Have you ever felt like you are being hard done by?
I am feeling like that tonight because of a stupid thought that my husband is getting laid five times a week with his partner while I am approaching my stupid 30th birthday with hormones running wild, a hot tall guy from Australia next door and sleeping alone, present in the cosmos. Great.
Some competitiveness coming out here I must admit.
I really don’t care when I come back to my resent moment in the room, snug as a bug. I wish A and J will do their sex tape so that I can watch them. I wish I can be peaceful about all love making between anyone.

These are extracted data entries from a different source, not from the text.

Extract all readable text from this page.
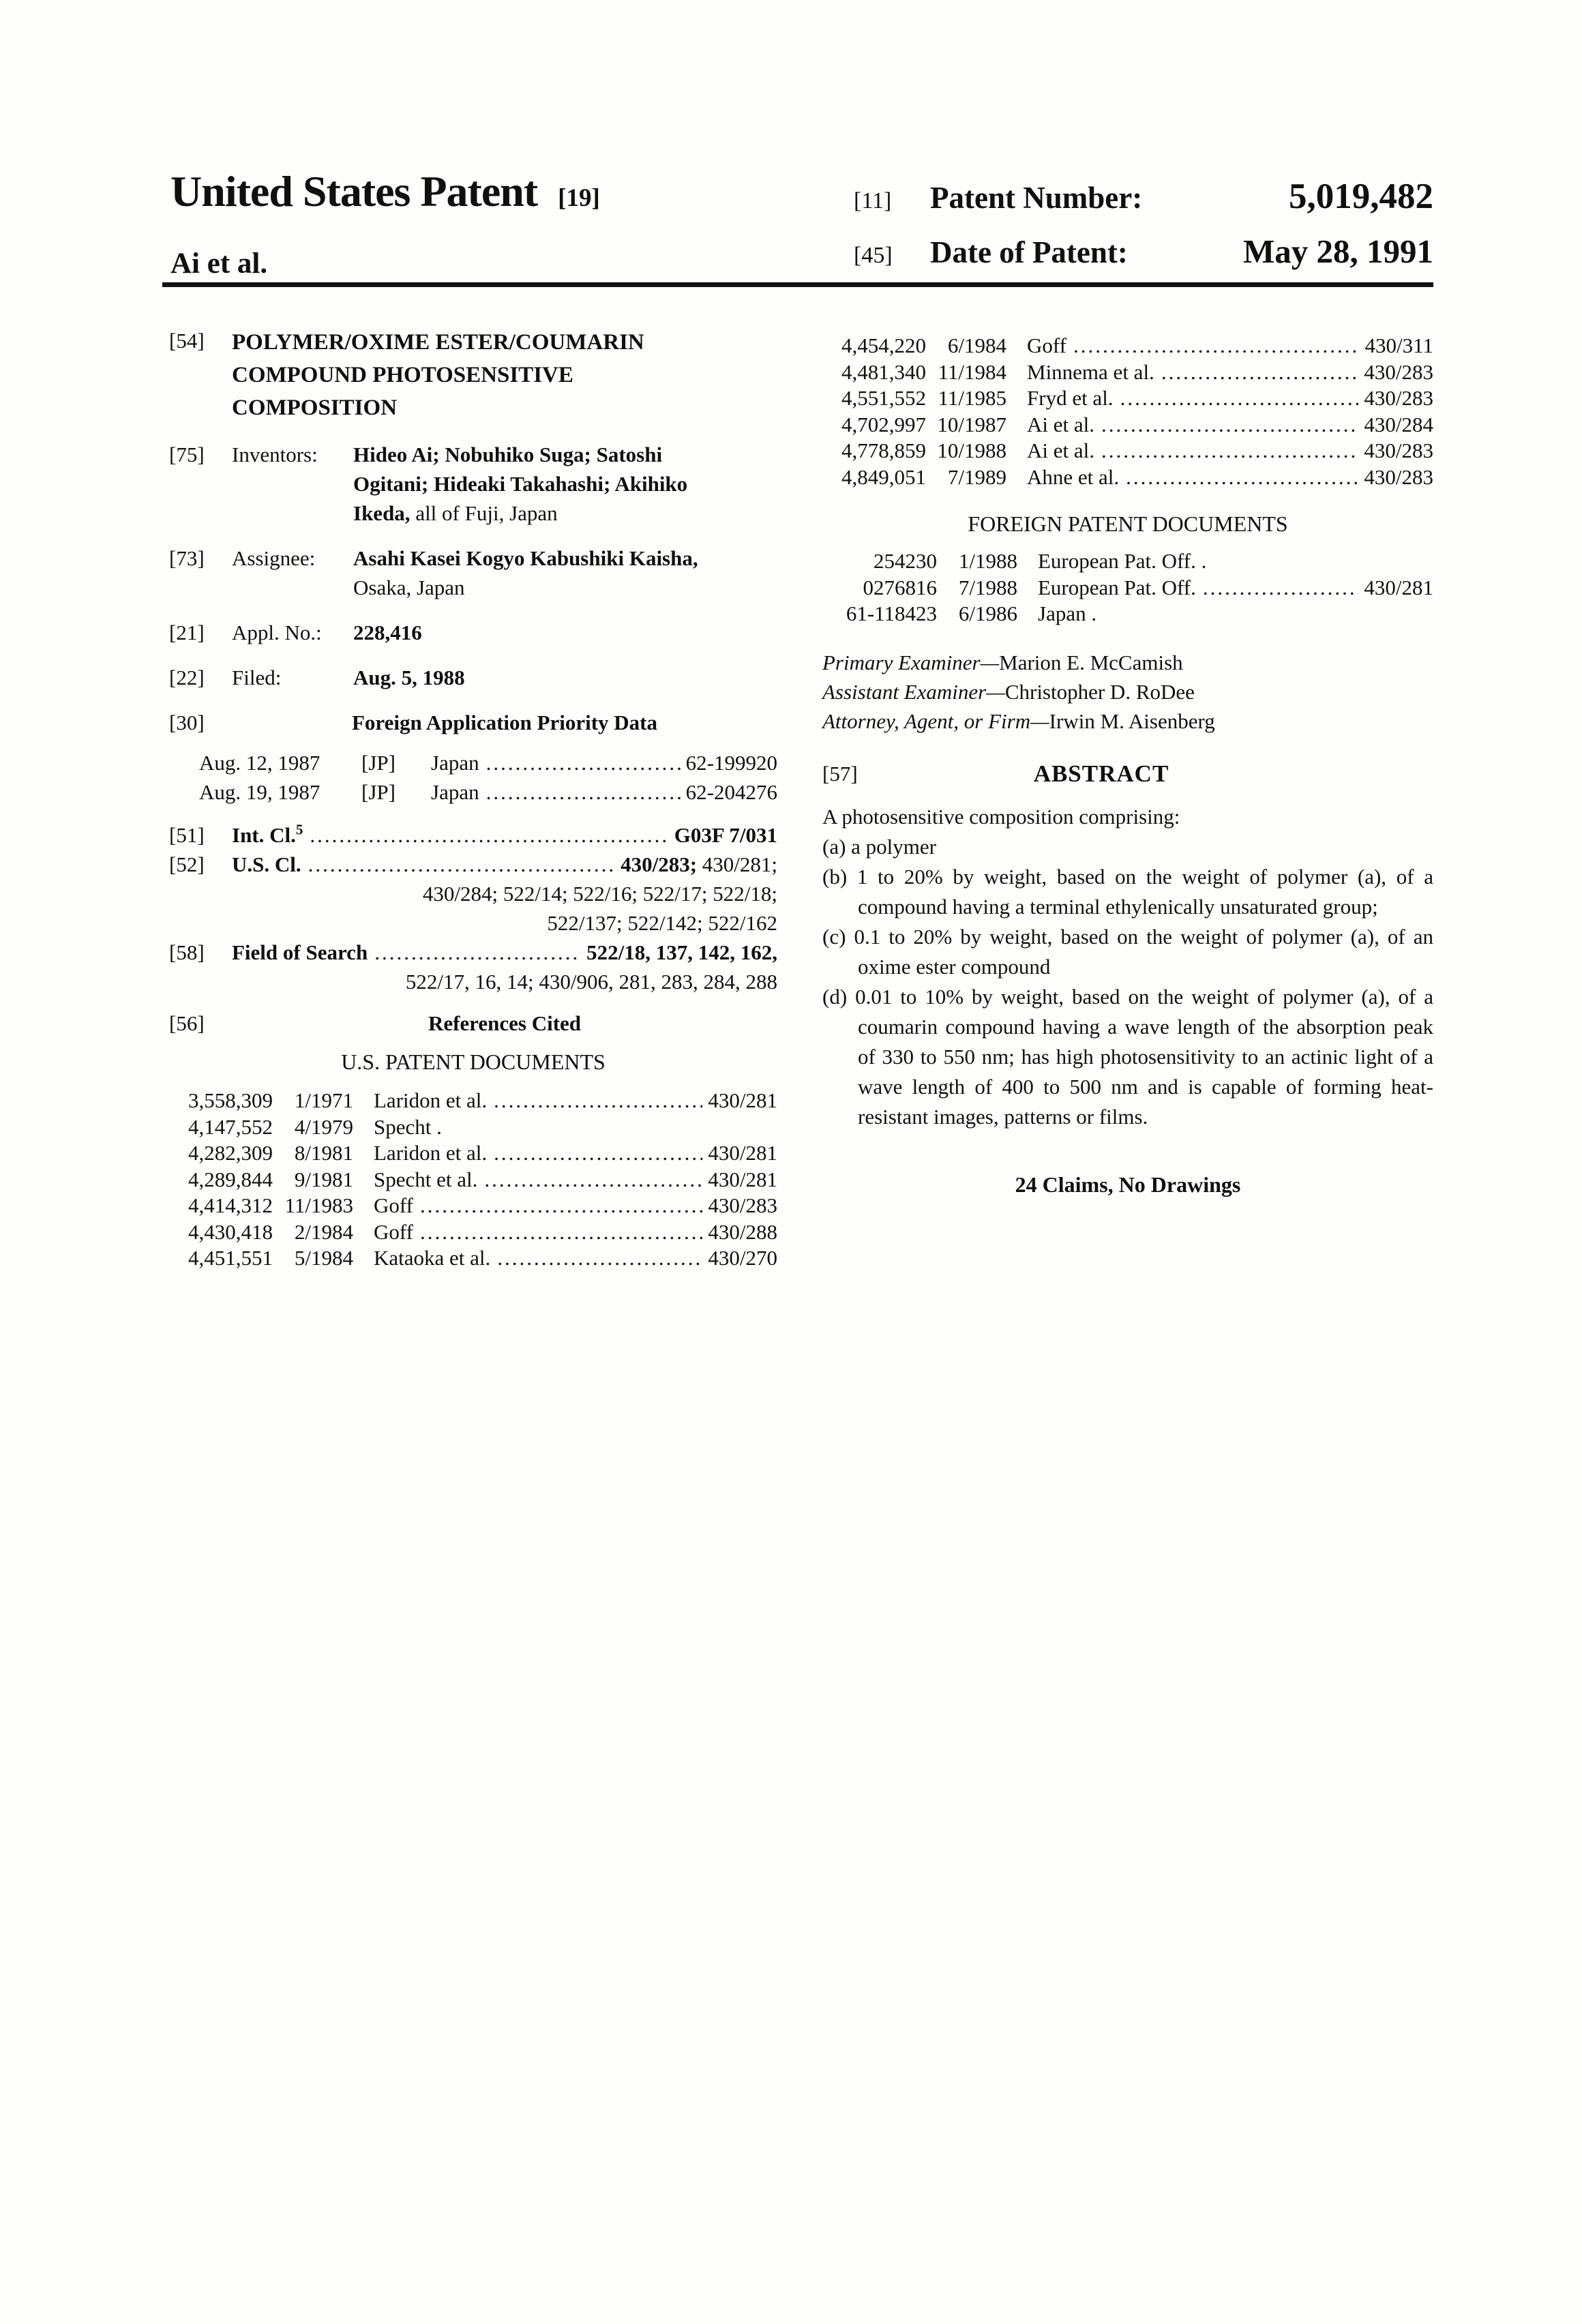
United States Patent [19]
Ai et al.
[11]	Patent Number:	5,019,482
[45]	Date of Patent:	May 28, 1991
[54]	POLYMER/OXIME ESTER/COUMARIN COMPOUND PHOTOSENSITIVE COMPOSITION
[75]	Inventors:	Hideo Ai; Nobuhiko Suga; Satoshi Ogitani; Hideaki Takahashi; Akihiko Ikeda, all of Fuji, Japan
[73]	Assignee:	Asahi Kasei Kogyo Kabushiki Kaisha, Osaka, Japan
[21]	Appl. No.:	228,416
[22]	Filed:	Aug. 5, 1988
[30]	Foreign Application Priority Data
Aug. 12, 1987	[JP]	Japan .....	62-199920
Aug. 19, 1987	[JP]	Japan .....	62-204276
[51]	Int. Cl.$^5$ .....	G03F 7/031
[52]	U.S. Cl. .....	430/283; 430/281;
430/284; 522/14; 522/16; 522/17; 522/18;
522/137; 522/142; 522/162
[58]	Field of Search .....	522/18, 137, 142, 162,
522/17, 16, 14; 430/906, 281, 283, 284, 288
[56]	References Cited
U.S. PATENT DOCUMENTS
3,558,309	1/1971 Laridon et al. .....	430/281
4,147,552	4/1979 Specht .
4,282,309	8/1981 Laridon et al. .....	430/281
4,289,844	9/1981 Specht et al. .....	430/281
4,414,312 11/1983 Goff .....	430/283
4,430,418	2/1984 Goff .....	430/288
4,451,551	5/1984 Kataoka et al. .....	430/270
4,454,220	6/1984 Goff .....	430/311
4,481,340 11/1984 Minnema et al. .....	430/283
4,551,552 11/1985 Fryd et al. .....	430/283
4,702,997 10/1987 Ai et al. .....	430/284
4,778,859 10/1988 Ai et al. .....	430/283
4,849,051	7/1989 Ahne et al. .....	430/283
FOREIGN PATENT DOCUMENTS
254230	1/1988 European Pat. Off. .
0276816	7/1988 European Pat. Off. .....	430/281
61-118423	6/1986 Japan .
Primary Examiner—Marion E. McCamish
Assistant Examiner—Christopher D. RoDee
Attorney, Agent, or Firm—Irwin M. Aisenberg
[57]	ABSTRACT
A photosensitive composition comprising:
(a) a polymer
(b) 1 to 20% by weight, based on the weight of polymer (a), of a compound having a terminal ethylenically unsaturated group;
(c) 0.1 to 20% by weight, based on the weight of polymer (a), of an oxime ester compound
(d) 0.01 to 10% by weight, based on the weight of polymer (a), of a coumarin compound having a wave length of the absorption peak of 330 to 550 nm; has high photosensitivity to an actinic light of a wave length of 400 to 500 nm and is capable of forming heat-resistant images, patterns or films.
24 Claims, No Drawings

Feeling sorry for myself. ☹
Now, on the plus side, I had had some very inspiring news about my latest dreams coming true and that’s just plain cool.
My wife likes our new location to which we will be moving to soon. My friend offered to become my second husband. My real husband offered to go to Bulgaria together and more to the point, he offered to do some healing for the whole country.
Shamans you see.
I know one Bulgarian shaman who lives in Spain but heals in the Peruvian mountains. Back when I last spoke to him, I asked him to print my photo and keep it with him during ceremonies, so that the mountains can know about me and my name – Delina.
Speaking of which, I will share that Delina means Warrior Princess. And… someone asked me about it today. I feel like because I was able to openly share about my name, fluent English and how I got it through studying Psychology – resulted in the biggest tip ever – 21 pounds and 50 pence.
It’s bloody 04:12 am and I couldn’t sleep.
I had to write this out and I am sending it with this one advice, ei:
OK, here’s the flip side:
My husband is also going to write his second book which takes time and devotion for the benefit of all. I chose not to focus on that and to be all like me me me… May I wish him ease of flow in his writing hours.
The unexpected proposition or suggestion for a second husband from what I consider to be a very unique man – is also super welcomed since my A is 30 years older than me and there may come a time when he wont be physically around and someone else will care and support me.
All is well.
All is love.
Feeling GRATEFUL for feeling hard done by.